Однако герою Домбровского повезло. Мгновение сбоя машины государственного каннибализма — и Зыбин оказывается на свободе. Впрочем, надолго ли? Даже в самых безнадёжных ситуациях был шанс спастись, но только у самых отчаянных, таких, как сокамерник Зыбина Каландарашвили, который написал письмо Сталину, напомнив Сосо о его долге дореволюционной давности. Подобное смертному приговору обращение к вождю оборачивается спасением, свободой.
«Вечный студент и вольный слушатель факультета ненужных вещей» Зыбин не разделил участи миллионов современников, безвольно, колоннами, не решаясь на отчаянное, почти бесполезное сопротивление шедших в газовые камеры (на западе), умиравших от холода, болезней, истощения (на востоке).
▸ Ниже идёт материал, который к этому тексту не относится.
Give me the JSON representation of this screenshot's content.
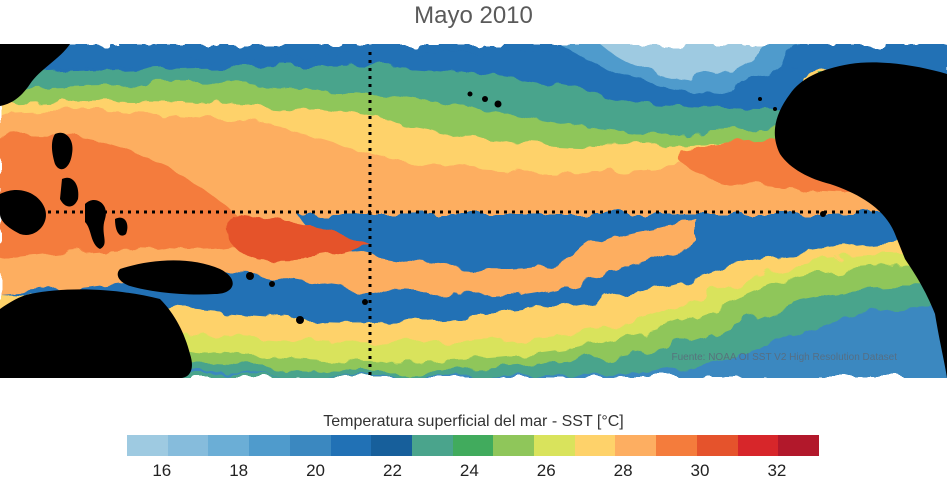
{
  "title": "Mayo 2010",
  "source_credit": "Fuente: NOAA OI SST V2 High Resolution Dataset",
  "legend": {
    "label": "Temperatura superficial del mar - SST  [°C]",
    "colors": [
      "#9ecae1",
      "#86bcdc",
      "#6baed6",
      "#4f9bcc",
      "#3b88c0",
      "#2171b5",
      "#175f9b",
      "#4aa48c",
      "#41ab5d",
      "#8fc65a",
      "#d9e35c",
      "#fed26a",
      "#fdae61",
      "#f47c3c",
      "#e5532c",
      "#d7262a",
      "#b2182b"
    ],
    "tick_values": [
      16,
      18,
      20,
      22,
      24,
      26,
      28,
      30,
      32
    ],
    "tick_labels": [
      "16",
      "18",
      "20",
      "22",
      "24",
      "26",
      "28",
      "30",
      "32"
    ],
    "range": [
      15,
      33
    ]
  },
  "map": {
    "region": "Tropical Pacific Ocean",
    "land_color": "#000000",
    "reference_lines": [
      "equator-line",
      "dateline-meridian"
    ]
  }
}
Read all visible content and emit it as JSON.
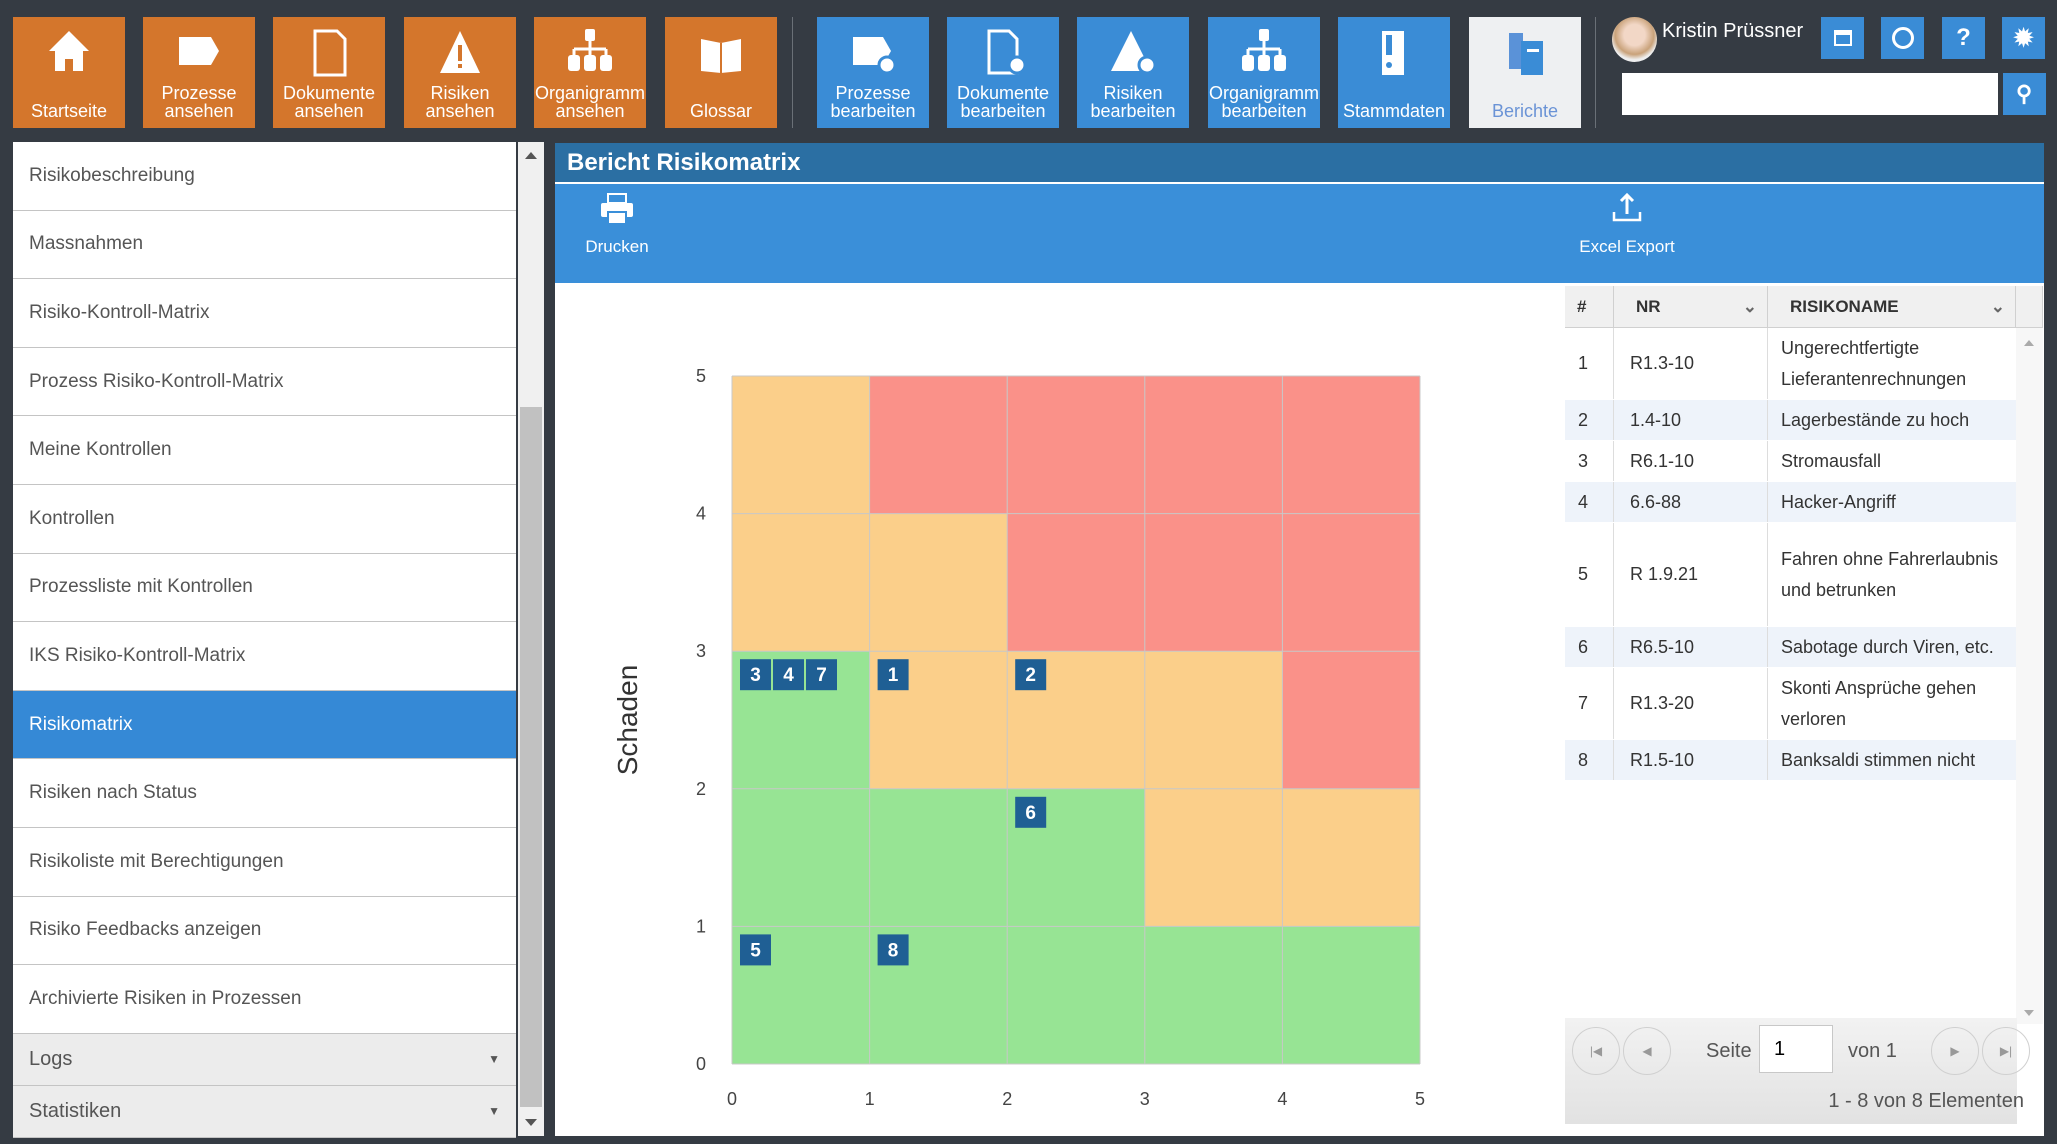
{
  "nav": {
    "view_tiles": [
      {
        "label": "Startseite",
        "icon": "home-icon"
      },
      {
        "label": "Prozesse ansehen",
        "icon": "process-icon"
      },
      {
        "label": "Dokumente ansehen",
        "icon": "document-icon"
      },
      {
        "label": "Risiken ansehen",
        "icon": "warning-icon"
      },
      {
        "label": "Organigramm ansehen",
        "icon": "org-chart-icon"
      },
      {
        "label": "Glossar",
        "icon": "book-icon"
      }
    ],
    "edit_tiles": [
      {
        "label": "Prozesse bearbeiten",
        "icon": "process-gear-icon"
      },
      {
        "label": "Dokumente bearbeiten",
        "icon": "document-gear-icon"
      },
      {
        "label": "Risiken bearbeiten",
        "icon": "warning-gear-icon"
      },
      {
        "label": "Organigramm bearbeiten",
        "icon": "org-chart-icon"
      },
      {
        "label": "Stammdaten",
        "icon": "binder-icon"
      },
      {
        "label": "Berichte",
        "icon": "reports-icon",
        "active": true
      }
    ],
    "colors": {
      "orange": "#d4762c",
      "blue": "#3a8cd6"
    }
  },
  "user": {
    "name": "Kristin Prüssner"
  },
  "search": {
    "value": "",
    "placeholder": ""
  },
  "sidebar": {
    "items": [
      "Risikobeschreibung",
      "Massnahmen",
      "Risiko-Kontroll-Matrix",
      "Prozess Risiko-Kontroll-Matrix",
      "Meine Kontrollen",
      "Kontrollen",
      "Prozessliste mit Kontrollen",
      "IKS Risiko-Kontroll-Matrix",
      "Risikomatrix",
      "Risiken nach Status",
      "Risikoliste mit Berechtigungen",
      "Risiko Feedbacks anzeigen",
      "Archivierte Risiken in Prozessen"
    ],
    "selected": "Risikomatrix",
    "groups": [
      "Logs",
      "Statistiken"
    ]
  },
  "report": {
    "title": "Bericht Risikomatrix",
    "print_label": "Drucken",
    "export_label": "Excel Export"
  },
  "chart_data": {
    "type": "heatmap",
    "ylabel": "Schaden",
    "xlabel": "",
    "xlim": [
      0,
      5
    ],
    "ylim": [
      0,
      5
    ],
    "xticks": [
      "0",
      "1",
      "2",
      "3",
      "4",
      "5"
    ],
    "yticks": [
      "0",
      "1",
      "2",
      "3",
      "4",
      "5"
    ],
    "grid": true,
    "cells_top_to_bottom": [
      [
        "orange",
        "red",
        "red",
        "red",
        "red"
      ],
      [
        "orange",
        "orange",
        "red",
        "red",
        "red"
      ],
      [
        "green",
        "orange",
        "orange",
        "orange",
        "red"
      ],
      [
        "green",
        "green",
        "green",
        "orange",
        "orange"
      ],
      [
        "green",
        "green",
        "green",
        "green",
        "green"
      ]
    ],
    "colors": {
      "green": "#97e494",
      "orange": "#fbcf8a",
      "red": "#fa9189",
      "marker": "#1f5f94"
    },
    "points": [
      {
        "label": "3",
        "x": 0,
        "y": 2
      },
      {
        "label": "4",
        "x": 0,
        "y": 2
      },
      {
        "label": "7",
        "x": 0,
        "y": 2
      },
      {
        "label": "1",
        "x": 1,
        "y": 2
      },
      {
        "label": "2",
        "x": 2,
        "y": 2
      },
      {
        "label": "6",
        "x": 2,
        "y": 1
      },
      {
        "label": "5",
        "x": 0,
        "y": 0
      },
      {
        "label": "8",
        "x": 1,
        "y": 0
      }
    ]
  },
  "table": {
    "headers": [
      "#",
      "NR",
      "RISIKONAME"
    ],
    "rows": [
      {
        "n": "1",
        "nr": "R1.3-10",
        "name": "Ungerechtfertigte Lieferantenrechnungen"
      },
      {
        "n": "2",
        "nr": "1.4-10",
        "name": "Lagerbestände zu hoch"
      },
      {
        "n": "3",
        "nr": "R6.1-10",
        "name": "Stromausfall"
      },
      {
        "n": "4",
        "nr": "6.6-88",
        "name": "Hacker-Angriff"
      },
      {
        "n": "5",
        "nr": "R 1.9.21",
        "name": "Fahren ohne Fahrerlaubnis und betrunken"
      },
      {
        "n": "6",
        "nr": "R6.5-10",
        "name": "Sabotage durch Viren, etc."
      },
      {
        "n": "7",
        "nr": "R1.3-20",
        "name": "Skonti Ansprüche gehen verloren"
      },
      {
        "n": "8",
        "nr": "R1.5-10",
        "name": "Banksaldi stimmen nicht"
      }
    ]
  },
  "pager": {
    "page_label": "Seite",
    "page": "1",
    "of_label": "von 1",
    "summary": "1 - 8 von 8 Elementen"
  }
}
Один из героев «Факультета...» — на удивление несовременный человек, для которого страсти Христовы не лживая сказка, который помнил отца своего, поэта-шестидесятника, богоборца и грешника, ездившего к Чернышевскому и повесившегося на чердаке. Этот человек — отец Андрей. Он хранил удивительную вещицу — часть письменного прибора, которая представляет собой бюст Дон Кихота, внешне ничем не отличающийся от многократно тиражированного образа Доре. И всё же этот Дон Кихот периода ежовщины необычен. Он смеялся, высовывая язык и дразня. Он торжествовал, «сатанински торжествовал над кем-то. И был он уже не рыцарем печального образа, а чёртом, дьяволом, самим сатаной». Что же они, размышлял герой романа Корнилов, Ян Гус, Дон Кихот, Франциск Ассизский, принесли в мир? А может быть, лучше бы их вовсе не было? «Ведь вслед за ними, их добром идут убийства, сумасшествия, за святым Франциском — святая инквизиция. За Гусом — гуситские войны, нищета. Одним словом, после мучеников всегда шли палачи». Возможен ли иной исторический путь? Герои «Факультета ненужных вещей» в современности видели лишь продолжение этого исторического ряда. В отличие от большинства современников, хранители знают, кто они, идущие вслед за мучениками... В их время даже мысли становились всё более опасными. И за них росла мера наказания: эпоха ВЧК — ссылка, ОГПУ — срок, НКВД — «...без права переписки».